Eine Wartung besteht häufig nur aus einer Kontrollen der Anlage. Der Fachbetrieb prüft Vor- und Rücklaufleitungen, kontrolliert Dichtheit und schaut auf den Kältemittelkreis, außerdem liest er Betriebsdaten wie Heizkurve, Temperaturen und Stromverbrauch aus. Verschmutzte Filter sowie Zu- und Abluftwege werden gereinigt, wenn es nötig ist, während der Fehlerspeicher Hinweise auf Störungen liefert. Daniel Keller, Energieberater bei der Münchner Energie-Spezialisten GmbH, bringt den Kostentreiber auf den Punkt: „Wenn es keine Auffälligkeiten gibt, ist oft die Anfahrt zum Kunden der aufwendigste Posten.“
Gerade deshalb könnten digitale Lösungen helfen. Schneeweiß rät, Betriebe zu suchen, die per Internet auf Kenndaten und Fehlerspeicher zugreifen, weil Vor-Ort-Termine dann seltener werden. Viele Anlagen unterstützen das technisch, jedoch bieten es nicht viele Firmen konsequent an, weshalb die Struktur teuer bleibt.

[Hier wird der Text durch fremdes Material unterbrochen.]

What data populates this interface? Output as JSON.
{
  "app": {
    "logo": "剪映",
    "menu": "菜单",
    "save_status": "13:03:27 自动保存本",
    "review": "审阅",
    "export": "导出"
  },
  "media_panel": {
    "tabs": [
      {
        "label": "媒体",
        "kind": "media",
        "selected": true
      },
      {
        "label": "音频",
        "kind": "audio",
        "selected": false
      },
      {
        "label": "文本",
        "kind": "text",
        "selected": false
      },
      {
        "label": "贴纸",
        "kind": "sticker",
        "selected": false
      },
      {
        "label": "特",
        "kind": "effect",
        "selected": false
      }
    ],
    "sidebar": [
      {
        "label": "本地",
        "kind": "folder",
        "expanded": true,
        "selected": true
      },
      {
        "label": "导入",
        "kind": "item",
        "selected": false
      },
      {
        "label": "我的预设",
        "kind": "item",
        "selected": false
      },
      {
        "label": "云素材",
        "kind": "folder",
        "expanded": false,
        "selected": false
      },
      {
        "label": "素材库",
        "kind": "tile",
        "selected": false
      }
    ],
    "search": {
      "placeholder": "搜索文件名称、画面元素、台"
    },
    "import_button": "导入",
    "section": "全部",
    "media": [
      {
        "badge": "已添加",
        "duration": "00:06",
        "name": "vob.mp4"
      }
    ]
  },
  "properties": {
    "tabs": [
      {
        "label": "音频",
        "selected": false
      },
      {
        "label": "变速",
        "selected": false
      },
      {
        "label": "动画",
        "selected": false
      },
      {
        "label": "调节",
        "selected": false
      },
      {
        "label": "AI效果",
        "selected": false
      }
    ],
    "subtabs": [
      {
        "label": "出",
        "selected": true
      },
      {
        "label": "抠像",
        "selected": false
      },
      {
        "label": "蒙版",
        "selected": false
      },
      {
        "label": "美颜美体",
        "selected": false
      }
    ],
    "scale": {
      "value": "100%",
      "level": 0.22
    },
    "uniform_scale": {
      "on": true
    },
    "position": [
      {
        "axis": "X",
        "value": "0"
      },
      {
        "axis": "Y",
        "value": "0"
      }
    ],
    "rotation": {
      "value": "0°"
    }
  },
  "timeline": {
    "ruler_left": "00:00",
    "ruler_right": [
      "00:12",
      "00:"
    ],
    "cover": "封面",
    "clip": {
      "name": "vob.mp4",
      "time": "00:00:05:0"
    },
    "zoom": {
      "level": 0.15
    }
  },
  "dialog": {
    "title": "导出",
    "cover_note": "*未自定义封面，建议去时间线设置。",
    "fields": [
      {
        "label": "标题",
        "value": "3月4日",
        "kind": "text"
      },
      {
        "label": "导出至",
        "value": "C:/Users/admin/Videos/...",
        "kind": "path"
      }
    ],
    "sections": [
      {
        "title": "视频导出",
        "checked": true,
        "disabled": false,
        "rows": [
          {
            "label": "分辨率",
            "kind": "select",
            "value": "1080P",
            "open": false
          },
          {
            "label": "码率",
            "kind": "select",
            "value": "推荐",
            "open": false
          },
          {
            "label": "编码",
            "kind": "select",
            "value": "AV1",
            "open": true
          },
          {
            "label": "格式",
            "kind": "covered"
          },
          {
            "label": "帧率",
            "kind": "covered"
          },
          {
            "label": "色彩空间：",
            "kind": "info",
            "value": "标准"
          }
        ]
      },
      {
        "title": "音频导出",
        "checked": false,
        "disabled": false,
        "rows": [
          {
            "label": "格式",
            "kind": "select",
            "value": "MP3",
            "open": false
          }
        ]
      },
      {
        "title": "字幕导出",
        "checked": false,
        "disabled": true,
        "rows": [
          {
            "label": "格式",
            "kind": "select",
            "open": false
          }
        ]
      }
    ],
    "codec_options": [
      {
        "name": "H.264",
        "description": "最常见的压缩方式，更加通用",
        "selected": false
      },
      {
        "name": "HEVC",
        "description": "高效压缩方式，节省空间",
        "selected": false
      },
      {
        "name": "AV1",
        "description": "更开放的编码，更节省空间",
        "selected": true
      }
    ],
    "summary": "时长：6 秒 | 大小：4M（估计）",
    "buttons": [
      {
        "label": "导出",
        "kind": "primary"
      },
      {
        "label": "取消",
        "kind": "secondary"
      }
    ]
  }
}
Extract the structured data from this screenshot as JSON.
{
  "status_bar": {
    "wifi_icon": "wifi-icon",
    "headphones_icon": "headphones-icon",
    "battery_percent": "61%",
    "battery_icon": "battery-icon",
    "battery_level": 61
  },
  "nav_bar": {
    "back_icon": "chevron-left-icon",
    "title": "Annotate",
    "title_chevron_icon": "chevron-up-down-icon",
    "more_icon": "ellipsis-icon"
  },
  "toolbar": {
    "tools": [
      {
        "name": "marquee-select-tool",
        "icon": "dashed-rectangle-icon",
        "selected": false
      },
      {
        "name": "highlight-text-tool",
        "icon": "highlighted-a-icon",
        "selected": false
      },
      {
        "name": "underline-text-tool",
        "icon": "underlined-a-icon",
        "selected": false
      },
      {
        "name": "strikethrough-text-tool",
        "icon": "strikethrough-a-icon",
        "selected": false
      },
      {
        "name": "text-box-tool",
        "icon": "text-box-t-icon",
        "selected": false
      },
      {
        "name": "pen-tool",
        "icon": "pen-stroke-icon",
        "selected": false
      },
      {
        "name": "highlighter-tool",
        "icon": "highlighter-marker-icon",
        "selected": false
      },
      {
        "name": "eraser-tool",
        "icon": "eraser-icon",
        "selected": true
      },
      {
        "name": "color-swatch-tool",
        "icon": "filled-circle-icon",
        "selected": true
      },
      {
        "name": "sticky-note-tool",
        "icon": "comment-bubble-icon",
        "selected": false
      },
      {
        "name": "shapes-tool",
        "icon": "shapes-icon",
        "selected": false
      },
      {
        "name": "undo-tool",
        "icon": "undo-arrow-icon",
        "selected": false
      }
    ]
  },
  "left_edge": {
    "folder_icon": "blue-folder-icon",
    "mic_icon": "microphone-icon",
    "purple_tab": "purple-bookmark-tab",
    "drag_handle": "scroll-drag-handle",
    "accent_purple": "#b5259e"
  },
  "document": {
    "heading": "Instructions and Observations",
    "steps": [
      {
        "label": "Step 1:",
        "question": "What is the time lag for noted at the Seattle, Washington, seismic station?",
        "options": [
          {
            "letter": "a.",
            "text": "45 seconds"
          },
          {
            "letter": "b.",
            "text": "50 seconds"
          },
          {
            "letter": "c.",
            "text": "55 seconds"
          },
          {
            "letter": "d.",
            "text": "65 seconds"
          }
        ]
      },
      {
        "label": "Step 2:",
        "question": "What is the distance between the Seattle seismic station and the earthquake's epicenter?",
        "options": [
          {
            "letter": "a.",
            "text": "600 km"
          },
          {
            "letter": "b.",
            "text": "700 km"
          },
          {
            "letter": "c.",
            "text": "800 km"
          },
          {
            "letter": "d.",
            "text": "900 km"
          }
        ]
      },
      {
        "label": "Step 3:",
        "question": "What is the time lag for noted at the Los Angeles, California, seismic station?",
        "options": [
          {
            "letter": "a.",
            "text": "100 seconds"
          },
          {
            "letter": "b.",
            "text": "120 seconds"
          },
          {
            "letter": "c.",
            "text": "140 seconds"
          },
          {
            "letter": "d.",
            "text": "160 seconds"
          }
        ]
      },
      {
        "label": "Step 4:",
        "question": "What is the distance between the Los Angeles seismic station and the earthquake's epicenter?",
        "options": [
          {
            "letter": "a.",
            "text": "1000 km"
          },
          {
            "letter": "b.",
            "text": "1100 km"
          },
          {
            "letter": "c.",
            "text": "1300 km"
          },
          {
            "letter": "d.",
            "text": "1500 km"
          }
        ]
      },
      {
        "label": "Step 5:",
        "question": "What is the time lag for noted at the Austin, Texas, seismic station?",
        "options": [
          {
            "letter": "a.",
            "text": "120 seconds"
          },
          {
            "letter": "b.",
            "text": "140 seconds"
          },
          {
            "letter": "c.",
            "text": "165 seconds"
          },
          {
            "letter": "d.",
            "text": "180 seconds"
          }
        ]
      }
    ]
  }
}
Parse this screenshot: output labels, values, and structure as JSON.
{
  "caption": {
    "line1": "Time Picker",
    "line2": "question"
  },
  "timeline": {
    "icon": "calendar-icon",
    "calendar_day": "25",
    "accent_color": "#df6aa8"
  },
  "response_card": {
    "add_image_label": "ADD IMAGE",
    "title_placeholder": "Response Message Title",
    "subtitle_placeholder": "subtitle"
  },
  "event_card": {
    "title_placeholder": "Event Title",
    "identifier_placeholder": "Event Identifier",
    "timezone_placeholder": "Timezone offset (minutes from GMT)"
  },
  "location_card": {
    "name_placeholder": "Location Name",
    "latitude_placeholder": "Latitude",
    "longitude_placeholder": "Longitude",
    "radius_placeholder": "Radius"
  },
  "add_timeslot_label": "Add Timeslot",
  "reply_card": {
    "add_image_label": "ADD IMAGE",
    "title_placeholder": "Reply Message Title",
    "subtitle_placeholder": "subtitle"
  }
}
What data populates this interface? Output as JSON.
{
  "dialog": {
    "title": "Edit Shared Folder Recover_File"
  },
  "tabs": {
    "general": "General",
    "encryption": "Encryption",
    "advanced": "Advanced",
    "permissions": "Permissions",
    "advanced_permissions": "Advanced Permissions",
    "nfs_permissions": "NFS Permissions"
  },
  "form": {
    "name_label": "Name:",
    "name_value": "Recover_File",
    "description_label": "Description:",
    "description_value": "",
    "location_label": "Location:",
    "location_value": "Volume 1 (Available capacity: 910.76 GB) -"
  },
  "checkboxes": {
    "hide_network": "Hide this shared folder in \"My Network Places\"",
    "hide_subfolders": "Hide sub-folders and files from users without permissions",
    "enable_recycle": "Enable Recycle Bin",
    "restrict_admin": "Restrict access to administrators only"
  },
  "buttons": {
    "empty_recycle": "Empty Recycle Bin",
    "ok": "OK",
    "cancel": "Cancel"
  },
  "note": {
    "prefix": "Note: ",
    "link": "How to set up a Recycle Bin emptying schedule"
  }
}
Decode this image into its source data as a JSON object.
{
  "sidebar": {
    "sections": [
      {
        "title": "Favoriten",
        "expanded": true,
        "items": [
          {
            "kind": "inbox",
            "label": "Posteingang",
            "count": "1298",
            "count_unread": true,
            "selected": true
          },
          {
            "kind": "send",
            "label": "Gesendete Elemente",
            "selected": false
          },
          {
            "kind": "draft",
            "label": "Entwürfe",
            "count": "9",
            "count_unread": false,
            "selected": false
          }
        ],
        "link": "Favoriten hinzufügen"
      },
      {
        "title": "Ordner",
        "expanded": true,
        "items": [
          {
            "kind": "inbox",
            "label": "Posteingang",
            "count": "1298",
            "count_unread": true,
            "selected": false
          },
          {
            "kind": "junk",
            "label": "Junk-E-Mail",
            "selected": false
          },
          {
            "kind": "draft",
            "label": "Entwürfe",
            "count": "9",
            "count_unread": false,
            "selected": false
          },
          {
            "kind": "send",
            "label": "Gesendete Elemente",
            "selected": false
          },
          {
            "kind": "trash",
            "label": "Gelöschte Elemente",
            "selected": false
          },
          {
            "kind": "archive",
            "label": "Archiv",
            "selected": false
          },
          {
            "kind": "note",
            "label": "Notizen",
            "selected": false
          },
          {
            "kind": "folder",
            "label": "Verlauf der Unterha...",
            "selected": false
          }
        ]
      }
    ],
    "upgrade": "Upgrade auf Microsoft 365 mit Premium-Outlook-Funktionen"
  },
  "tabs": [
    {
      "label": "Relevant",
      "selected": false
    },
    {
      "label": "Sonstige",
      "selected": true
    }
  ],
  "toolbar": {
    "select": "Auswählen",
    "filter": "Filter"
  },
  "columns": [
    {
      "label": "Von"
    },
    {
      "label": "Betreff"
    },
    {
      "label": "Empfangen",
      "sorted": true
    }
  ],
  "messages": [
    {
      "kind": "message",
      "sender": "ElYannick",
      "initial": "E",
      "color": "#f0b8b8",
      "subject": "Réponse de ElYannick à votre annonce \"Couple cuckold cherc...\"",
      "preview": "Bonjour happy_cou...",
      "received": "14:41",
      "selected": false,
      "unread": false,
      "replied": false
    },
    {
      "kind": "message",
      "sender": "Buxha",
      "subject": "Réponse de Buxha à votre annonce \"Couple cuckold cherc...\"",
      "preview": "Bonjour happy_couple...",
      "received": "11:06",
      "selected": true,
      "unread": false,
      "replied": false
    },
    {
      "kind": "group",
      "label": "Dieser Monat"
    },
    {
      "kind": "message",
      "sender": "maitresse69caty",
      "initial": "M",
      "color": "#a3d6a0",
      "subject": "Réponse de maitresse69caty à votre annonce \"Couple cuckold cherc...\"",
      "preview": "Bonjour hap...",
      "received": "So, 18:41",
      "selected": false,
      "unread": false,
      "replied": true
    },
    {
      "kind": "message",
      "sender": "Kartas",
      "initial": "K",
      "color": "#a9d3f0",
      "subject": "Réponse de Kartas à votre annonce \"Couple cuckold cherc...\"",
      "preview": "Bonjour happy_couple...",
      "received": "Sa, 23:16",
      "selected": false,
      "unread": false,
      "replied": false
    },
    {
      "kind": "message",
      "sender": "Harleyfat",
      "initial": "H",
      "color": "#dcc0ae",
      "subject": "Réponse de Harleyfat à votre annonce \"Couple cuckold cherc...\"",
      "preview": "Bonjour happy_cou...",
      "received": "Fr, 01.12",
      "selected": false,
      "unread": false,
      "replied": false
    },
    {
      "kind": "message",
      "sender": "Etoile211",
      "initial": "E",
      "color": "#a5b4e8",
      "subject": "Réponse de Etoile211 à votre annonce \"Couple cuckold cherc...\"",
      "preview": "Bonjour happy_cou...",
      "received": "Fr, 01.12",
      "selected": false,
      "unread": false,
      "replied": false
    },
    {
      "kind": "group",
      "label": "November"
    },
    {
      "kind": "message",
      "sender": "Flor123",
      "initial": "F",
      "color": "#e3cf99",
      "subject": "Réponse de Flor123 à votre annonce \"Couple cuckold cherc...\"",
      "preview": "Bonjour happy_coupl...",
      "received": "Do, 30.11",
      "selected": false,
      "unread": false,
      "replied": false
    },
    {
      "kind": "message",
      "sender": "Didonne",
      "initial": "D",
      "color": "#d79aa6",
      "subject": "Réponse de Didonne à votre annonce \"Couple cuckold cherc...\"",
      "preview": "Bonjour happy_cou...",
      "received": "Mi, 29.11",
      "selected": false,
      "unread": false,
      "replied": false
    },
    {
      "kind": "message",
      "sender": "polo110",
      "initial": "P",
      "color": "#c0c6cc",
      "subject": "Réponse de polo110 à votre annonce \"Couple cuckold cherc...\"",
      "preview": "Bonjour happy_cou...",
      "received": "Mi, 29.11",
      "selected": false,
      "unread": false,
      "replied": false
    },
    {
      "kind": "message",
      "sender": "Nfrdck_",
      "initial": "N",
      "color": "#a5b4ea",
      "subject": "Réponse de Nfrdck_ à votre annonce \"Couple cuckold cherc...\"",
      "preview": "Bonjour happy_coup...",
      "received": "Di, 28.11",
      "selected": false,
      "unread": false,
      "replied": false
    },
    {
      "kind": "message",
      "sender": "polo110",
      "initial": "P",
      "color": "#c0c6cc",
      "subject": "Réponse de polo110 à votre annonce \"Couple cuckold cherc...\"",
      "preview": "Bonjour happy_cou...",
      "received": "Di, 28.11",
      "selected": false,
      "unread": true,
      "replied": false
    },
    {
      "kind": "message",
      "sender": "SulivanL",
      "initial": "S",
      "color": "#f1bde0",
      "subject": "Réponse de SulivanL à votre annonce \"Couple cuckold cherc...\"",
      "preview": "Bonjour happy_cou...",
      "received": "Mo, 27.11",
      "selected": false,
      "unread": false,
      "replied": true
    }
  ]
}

Garantiebedingungen: Pflichtgefühl trifft auf Kostenrealität
Entscheidend ist die Unterscheidung zwischen Gewährleistung und Garantie, denn daraus ergeben sich die Spielregeln. Die gesetzliche Gewährleistung gilt zwei Jahre. Der Verkäufer darf sie nicht an zusätzliche Bedingungen knüpfen, etwa an eine bezahlte Wartung oder an einen bestimmten Betrieb. Die Garantie ist freiwillig und Hersteller können sie an Voraussetzungen koppeln, ähnlich wie Inspektionsmodelle aus dem Autobereich.
Nach Kellers Einschätzung bieten viele Hersteller eine erweiterte Garantie von fünf Jahren. Diesen gilt jedoch oft nur bei Registrierung innerhalb von meist drei bis sechs Monaten nach Einbau, bei regelmäßiger Wartung, sowie bei lückenloser Dokumentation. Typische Wartungsintervalle liegen dabei bei 12 bis 16 Monate. Einzelne Hersteller verlangen dafür Personal mit eigenen Schulungen, wodurch sich die Anbieterwahl bei den Fachbetrieben verengt und Wartungskosten leichter steigen.
Kostenrahmen und Verträge: Der Hebel liegt vor dem Kauf
Laura Vorbeck von der Verbraucherzentrale Rheinland-Pfalz nennt für einen Vor-Ort-Termin an einer typischen Anlage im Einfamilienhaus eine Spanne „von gut 200 bis mehr als 400 Euro“. Nach oben gibt es dabei kaum Grenzen. Angebote unter 300 Euro würden seltener, außerdem treibt der Handwerkermangel das Preisniveau. Damit wird die Wartung zur zweiten großen Kostenlinie neben dem Strom und genau dort entscheidet sich die Rendite der Investition.
Ein Wartungsvertrag kann entlasten, weil die Firma Termine anstößt und Vertragskunden teils bevorzugt, jedoch kann er auch Bindungen schaffen, die Preisvergleiche erschweren. Deshalb sollte man Wartungsintervalle, Qualifikationsanforderungen und Preisstaffeln schon in der Angebotsphase schriftlich fixieren, damit Wartungskosten nicht zum dauerhaften Kostenschock werden.